What happened in between?  What else had I seen?  I lived in Washington, D.C., with my family.  Driving down the George Washington Parkway in Spring of 1968, in my beige Rambler American Classic, I saw those spirals of smoke swirling out of the fires and riots in Washington, D.C.  But I didn’t know what they meant.

Martin Luther King, Jr. had been murdered in Memphis, Tennessee.  But I wasn’t going into downtown D.C.  I was driving back to Falls Church, Virginia, where my family was living.  I didn’t know what it meant.

Martin Luther King was killed on April 4, in 1968, in Memphis.  The National Civil Rights Museum, housed in the Lorraine Motel where he was killed, is worthy of your visit.

Then, on June 5, 1968, Sirhan Sirhan, a Palestinian born in Jerusalem, whose family emigrated to California, assassinated Senator Robert F. Kennedy, JFK’s brother, at the Ambassador Hotel in Los Angeles, California.

It seemed like the world was becoming hell.  There was trouble everywhere.

But that didn’t stop John Wilpers and me from touring the west in that Rambler American automobile [“Flight of the Silver Bullet”].  It was good to be young in the summer of 1968.  The car died on the return trip.

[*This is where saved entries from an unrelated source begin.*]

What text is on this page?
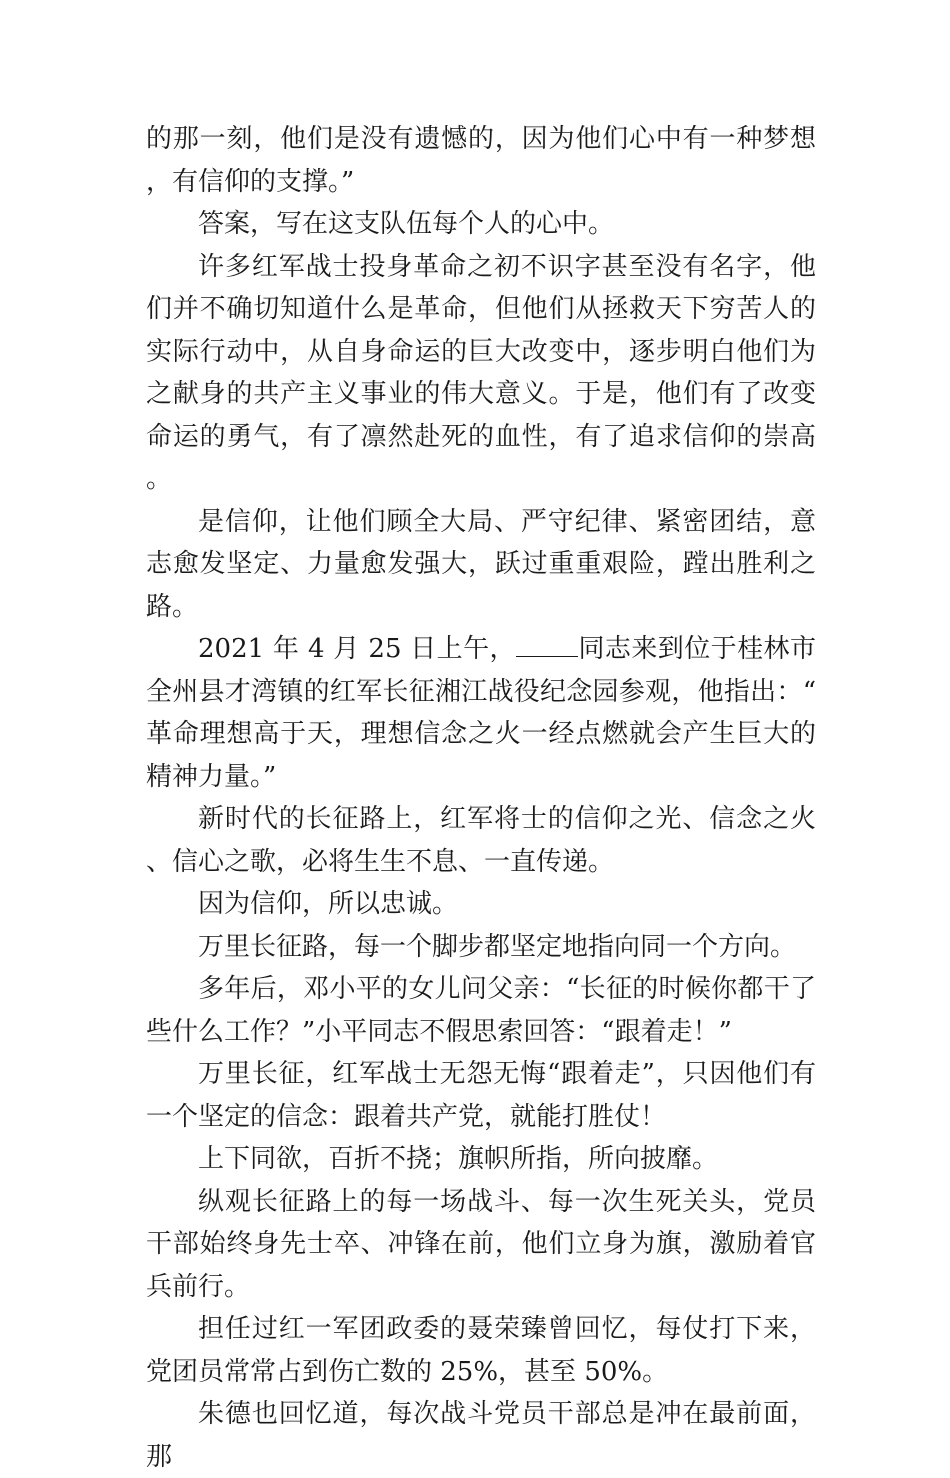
的那一刻，他们是没有遗憾的，因为他们心中有一种梦想，有信仰的支撑。”

答案，写在这支队伍每个人的心中。

许多红军战士投身革命之初不识字甚至没有名字，他们并不确切知道什么是革命，但他们从拯救天下穷苦人的实际行动中，从自身命运的巨大改变中，逐步明白他们为之献身的共产主义事业的伟大意义。于是，他们有了改变命运的勇气，有了凛然赴死的血性，有了追求信仰的崇高。

是信仰，让他们顾全大局、严守纪律、紧密团结，意志愈发坚定、力量愈发强大，跃过重重艰险，蹚出胜利之路。

2021 年 4 月 25 日上午， 同志来到位于桂林市全州县才湾镇的红军长征湘江战役纪念园参观，他指出：“革命理想高于天，理想信念之火一经点燃就会产生巨大的精神力量。”

新时代的长征路上，红军将士的信仰之光、信念之火、信心之歌，必将生生不息、一直传递。

因为信仰，所以忠诚。

万里长征路，每一个脚步都坚定地指向同一个方向。

多年后，邓小平的女儿问父亲：“长征的时候你都干了些什么工作？”小平同志不假思索回答：“跟着走！”

万里长征，红军战士无怨无悔“跟着走”，只因他们有一个坚定的信念：跟着共产党，就能打胜仗！

上下同欲，百折不挠；旗帜所指，所向披靡。

纵观长征路上的每一场战斗、每一次生死关头，党员干部始终身先士卒、冲锋在前，他们立身为旗，激励着官兵前行。

担任过红一军团政委的聂荣臻曾回忆，每仗打下来，党团员常常占到伤亡数的 25%，甚至 50%。

朱德也回忆道，每次战斗党员干部总是冲在最前面，那
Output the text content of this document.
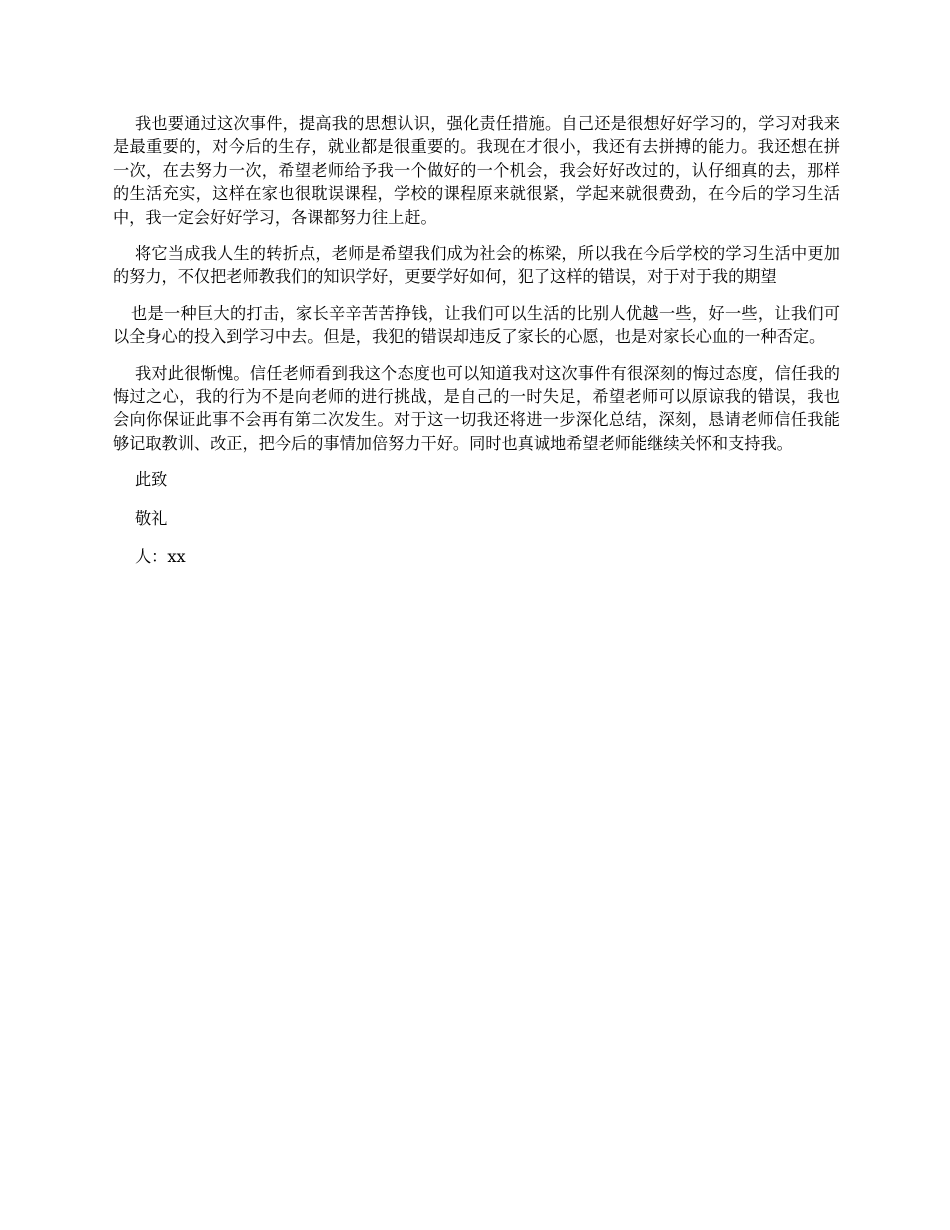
我也要通过这次事件，提高我的思想认识，强化责任措施。自己还是很想好好学习的，学习对我来是最重要的，对今后的生存，就业都是很重要的。我现在才很小，我还有去拼搏的能力。我还想在拼一次，在去努力一次，希望老师给予我一个做好的一个机会，我会好好改过的，认仔细真的去，那样的生活充实，这样在家也很耽误课程，学校的课程原来就很紧，学起来就很费劲，在今后的学习生活中，我一定会好好学习，各课都努力往上赶。

将它当成我人生的转折点，老师是希望我们成为社会的栋梁，所以我在今后学校的学习生活中更加的努力，不仅把老师教我们的知识学好，更要学好如何，犯了这样的错误，对于对于我的期望

也是一种巨大的打击，家长辛辛苦苦挣钱，让我们可以生活的比别人优越一些，好一些，让我们可以全身心的投入到学习中去。但是，我犯的错误却违反了家长的心愿，也是对家长心血的一种否定。

我对此很惭愧。信任老师看到我这个态度也可以知道我对这次事件有很深刻的悔过态度，信任我的悔过之心，我的行为不是向老师的进行挑战，是自己的一时失足，希望老师可以原谅我的错误，我也会向你保证此事不会再有第二次发生。对于这一切我还将进一步深化总结，深刻，恳请老师信任我能够记取教训、改正，把今后的事情加倍努力干好。同时也真诚地希望老师能继续关怀和支持我。

此致

敬礼

人：xx
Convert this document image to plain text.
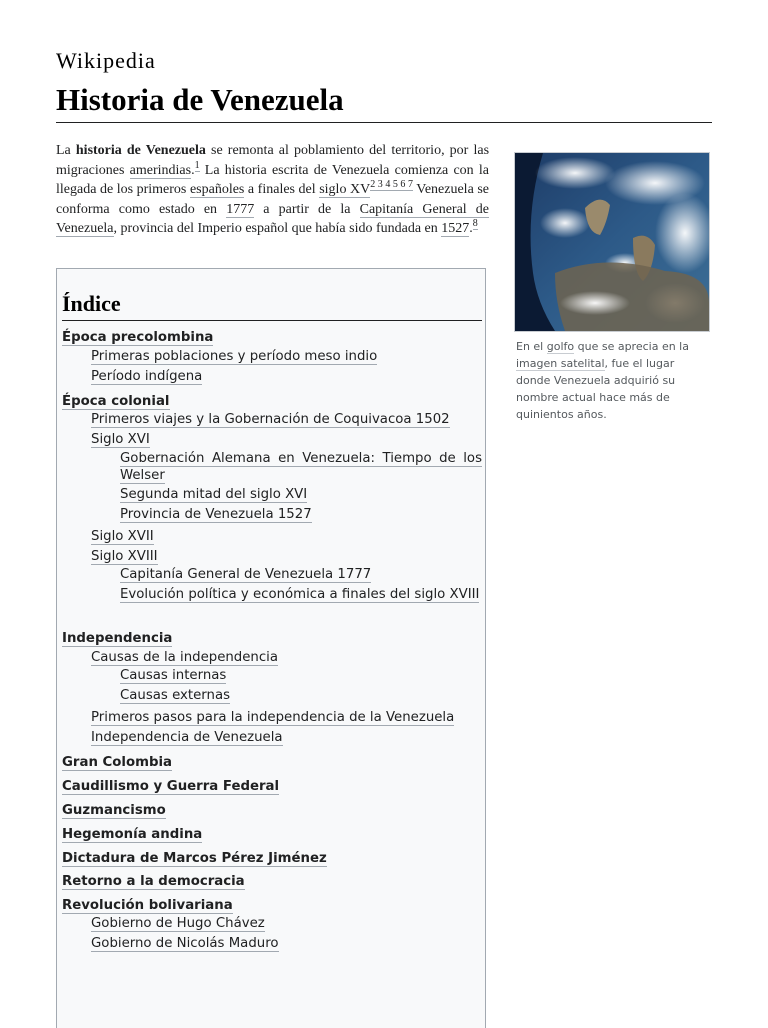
Wikipedia
Historia de Venezuela
La historia de Venezuela se remonta al poblamiento del territorio, por las migraciones amerindias.$^1$ La historia escrita de Venezuela comienza con la llegada de los primeros españoles a finales del siglo $XV^{2 3 4 5 6 7}$ Venezuela se conforma como estado en 1777 a partir de la Capitanía General de Venezuela, provincia del Imperio español que había sido fundada en 1527.$^8$
En el golfo que se aprecia en la imagen satelital, fue el lugar donde Venezuela adquirió su nombre actual hace más de quinientos años.
Índice
Época precolombina
Primeras poblaciones y período meso indio
Período indígena
Época colonial
Primeros viajes y la Gobernación de Coquivacoa 1502
Siglo XVI
Gobernación Alemana en Venezuela: Tiempo de los Welser
Segunda mitad del siglo XVI
Provincia de Venezuela 1527
Siglo XVII
Siglo XVIII
Capitanía General de Venezuela 1777
Evolución política y económica a finales del siglo XVIII
Independencia
Causas de la independencia
Causas internas
Causas externas
Primeros pasos para la independencia de la Venezuela
Independencia de Venezuela
Gran Colombia
Caudillismo y Guerra Federal
Guzmancismo
Hegemonía andina
Dictadura de Marcos Pérez Jiménez
Retorno a la democracia
Revolución bolivariana
Gobierno de Hugo Chávez
Gobierno de Nicolás Maduro
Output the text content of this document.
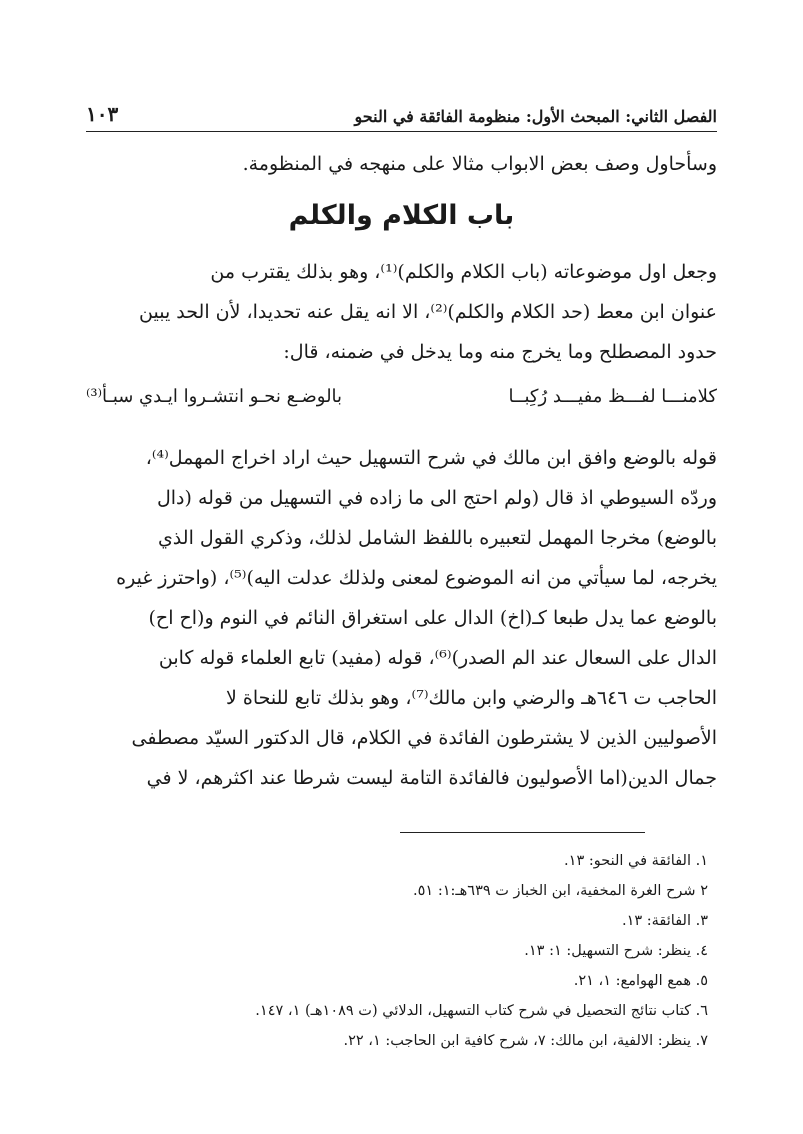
الفصل الثاني: المبحث الأول: منظومة الفائقة في النحو
١٠٣
وسأحاول وصف بعض الابواب مثالا على منهجه في المنظومة.
باب الكلام والكلم
وجعل اول موضوعاته (باب الكلام والكلم)⁽¹⁾، وهو بذلك يقترب من
عنوان ابن معط (حد الكلام والكلم)⁽²⁾، الا انه يقل عنه تحديدا، لأن الحد يبين
حدود المصطلح وما يخرج منه وما يدخل في ضمنه، قال:
كلامنـــا لفـــظ مفيـــد رُكِبــا
بالوضـع نحـو انتشـروا ايـدي سبـأ⁽³⁾
قوله بالوضع وافق ابن مالك في شرح التسهيل حيث اراد اخراج المهمل⁽⁴⁾،
وردّه السيوطي اذ قال (ولم احتج الى ما زاده في التسهيل من قوله (دال
بالوضع) مخرجا المهمل لتعبيره باللفظ الشامل لذلك، وذكري القول الذي
يخرجه، لما سيأتي من انه الموضوع لمعنى ولذلك عدلت اليه)⁽⁵⁾، (واحترز غيره
بالوضع عما يدل طبعا كـ(اخ) الدال على استغراق النائم في النوم و(اح اح)
الدال على السعال عند الم الصدر)⁽⁶⁾، قوله (مفيد) تابع العلماء قوله كابن
الحاجب ت ٦٤٦هـ والرضي وابن مالك⁽⁷⁾، وهو بذلك تابع للنحاة لا
الأصوليين الذين لا يشترطون الفائدة في الكلام، قال الدكتور السيّد مصطفى
جمال الدين(اما الأصوليون فالفائدة التامة ليست شرطا عند اكثرهم، لا في
١. الفائقة في النحو: ١٣.
٢ شرح الغرة المخفية، ابن الخباز ت ٦٣٩هـ:١: ٥١.
٣. الفائقة: ١٣.
٤. ينظر: شرح التسهيل: ١: ١٣.
٥. همع الهوامع: ١، ٢١.
٦. كتاب نتائج التحصيل في شرح كتاب التسهيل، الدلائي (ت ١٠٨٩هـ) ١، ١٤٧.
٧. ينظر: الالفية، ابن مالك: ٧، شرح كافية ابن الحاجب: ١، ٢٢.
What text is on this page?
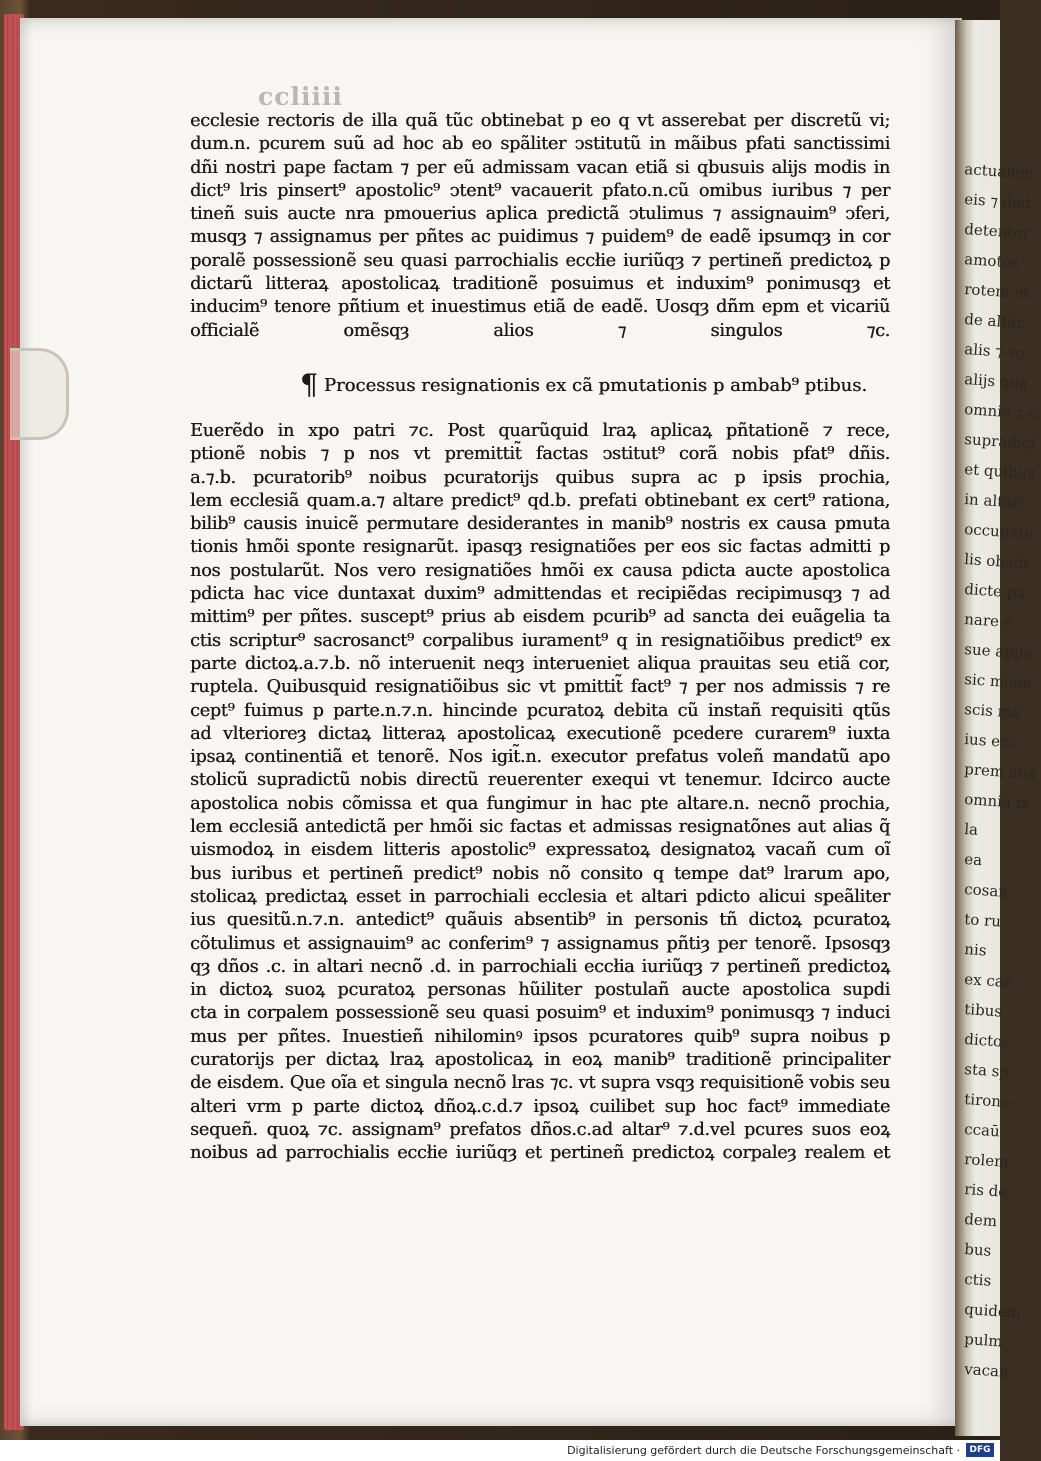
actualem
eis ⁊ ded
detentor
amotos
rotem et
de altar
alis ⁊ vo
alijs qua
omnia ⁊ si
supradict
et quibus
in altari
occupato
lis obedi
dicte pa
nare e
sue appe
sic mone
scis ma
ius ecc
prem ana
omnia tr
la
ea
cosan
to ru
nis
ex can
tibus
dictos
sta sp
tirone
ccaū
rolem
ris de
dem
bus
ctis
quidem
pulm
vacan

ccliiii

ecclesie rectoris de illa quã tũc obtinebat p eo q vt asserebat per discretũ vi;
dum.n. pcurem suũ ad hoc ab eo spãliter ↄstitutũ in mãibus pfati sanctissimi
dñi nostri pape factam ⁊ per eũ admissam vacan etiã si qbusuis alijs modis in
dict⁹ lris pinsert⁹ apostolic⁹ ↄtent⁹ vacauerit pfato.n.cũ omibus iuribus ⁊ per
tineñ suis aucte nra pmouerius aplica predictã ↄtulimus ⁊ assignauim⁹ ↄferi,
musqȝ ⁊ assignamus per pñtes ac puidimus ⁊ puidem⁹ de eadẽ ipsumqȝ in cor
poralẽ possessionẽ seu quasi parrochialis eccłie iuriũqȝ ⁊ pertineñ predictoꝝ p
dictarũ litteraꝝ apostolicaꝝ traditionẽ posuimus et induxim⁹ ponimusqȝ et
inducim⁹ tenore pñtium et inuestimus etiã de eadẽ. Uosqȝ dñm epm et vicariũ
officialẽ omẽsqȝ alios ⁊ singulos ⁊c.
¶ Processus resignationis ex cã pmutationis p ambab⁹ ptibus.
Euerẽdo in xpo patri ⁊c. Post quarũquid lraꝝ aplicaꝝ pñtationẽ ⁊ rece,
ptionẽ nobis ⁊ p nos vt premittit̃ factas ↄstitut⁹ corã nobis pfat⁹ dñis.
a.⁊.b. pcuratorib⁹ noibus pcuratorijs quibus supra ac p ipsis prochia,
lem ecclesiã quam.a.⁊ altare predict⁹ qd.b. prefati obtinebant ex cert⁹ rationa,
bilib⁹ causis inuicẽ permutare desiderantes in manib⁹ nostris ex causa pmuta
tionis hmõi sponte resignarũt. ipasqȝ resignatiões per eos sic factas admitti p
nos postularũt. Nos vero resignatiões hmõi ex causa pdicta aucte apostolica
pdicta hac vice duntaxat duxim⁹ admittendas et recipiẽdas recipimusqȝ ⁊ ad
mittim⁹ per pñtes. suscept⁹ prius ab eisdem pcurib⁹ ad sancta dei euãgelia ta
ctis scriptur⁹ sacrosanct⁹ corpalibus iurament⁹ q in resignatiõibus predict⁹ ex
parte dictoꝝ.a.⁊.b. nõ interuenit neqȝ interueniet aliqua prauitas seu etiã cor,
ruptela. Quibusquid resignatiõibus sic vt pmittit̃ fact⁹ ⁊ per nos admissis ⁊ re
cept⁹ fuimus p parte.n.⁊.n. hincinde pcuratoꝝ debita cũ instañ requisiti qtũs
ad vlterioreȝ dictaꝝ litteraꝝ apostolicaꝝ executionẽ pcedere curarem⁹ iuxta
ipsaꝝ continentiã et tenorẽ. Nos igit̃.n. executor prefatus voleñ mandatũ apo
stolicũ supradictũ nobis directũ reuerenter exequi vt tenemur. Idcirco aucte
apostolica nobis cõmissa et qua fungimur in hac pte altare.n. necnõ prochia,
lem ecclesiã antedictã per hmõi sic factas et admissas resignatõnes aut alias q̃
uismodoꝝ in eisdem litteris apostolic⁹ expressatoꝝ designatoꝝ vacañ cum oĩ
bus iuribus et pertineñ predict⁹ nobis nõ consito q tempe dat⁹ lrarum apo,
stolicaꝝ predictaꝝ esset in parrochiali ecclesia et altari pdicto alicui speãliter
ius quesitũ.n.⁊.n. antedict⁹ quãuis absentib⁹ in personis tñ dictoꝝ pcuratoꝝ
cõtulimus et assignauim⁹ ac conferim⁹ ⁊ assignamus pñtiȝ per tenorẽ. Ipsosqȝ
qȝ dños .c. in altari necnõ .d. in parrochiali eccłia iuriũqȝ ⁊ pertineñ predictoꝝ
in dictoꝝ suoꝝ pcuratoꝝ personas hũiliter postulañ aucte apostolica supdi
cta in corpalem possessionẽ seu quasi posuim⁹ et induxim⁹ ponimusqȝ ⁊ induci
mus per pñtes. Inuestieñ nihilominꝰ ipsos pcuratores quib⁹ supra noibus p
curatorijs per dictaꝝ lraꝝ apostolicaꝝ in eoꝝ manib⁹ traditionẽ principaliter
de eisdem. Que oĩa et singula necnõ lras ⁊c. vt supra vsqȝ requisitionẽ vobis seu
alteri vrm p parte dictoꝝ dñoꝝ.c.d.⁊ ipsoꝝ cuilibet sup hoc fact⁹ immediate
sequeñ. quoꝝ ⁊c. assignam⁹ prefatos dños.c.ad altar⁹ ⁊.d.vel pcures suos eoꝝ
noibus ad parrochialis eccłie iuriũqȝ et pertineñ predictoꝝ corpaleȝ realem et
Digitalisierung gefördert durch die Deutsche Forschungsgemeinschaft ·	DFG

We have had a succession of Presidents since that time.  Nixon, Ford, Carter, Reagan, Bush, Clinton, Bush, Obama, and Trump.  And there are protests, again, in our nation.

Maybe it is time to find out what it all means.

 

1 Comment

  1. I too lived through the 60’s & early 70’s in protest, wonder and celebration. My outlet had finally arrived from a culture that stifled my existence by demanding conformity to a way of life that I disagreed with at the very core of my soul. The outlet, the brotherhood, that was lived and believed in, fell prey to time as fire cools without a flame. Only an ember that brightens within the few of us who remember with passion the call to live beyond the fenced yard of safe and secure. I sense within the movement of then that is rising to be heard. Spoken through art, music and the poet’s word, we still want to be heard, but they still aren’t listening nor do they understand.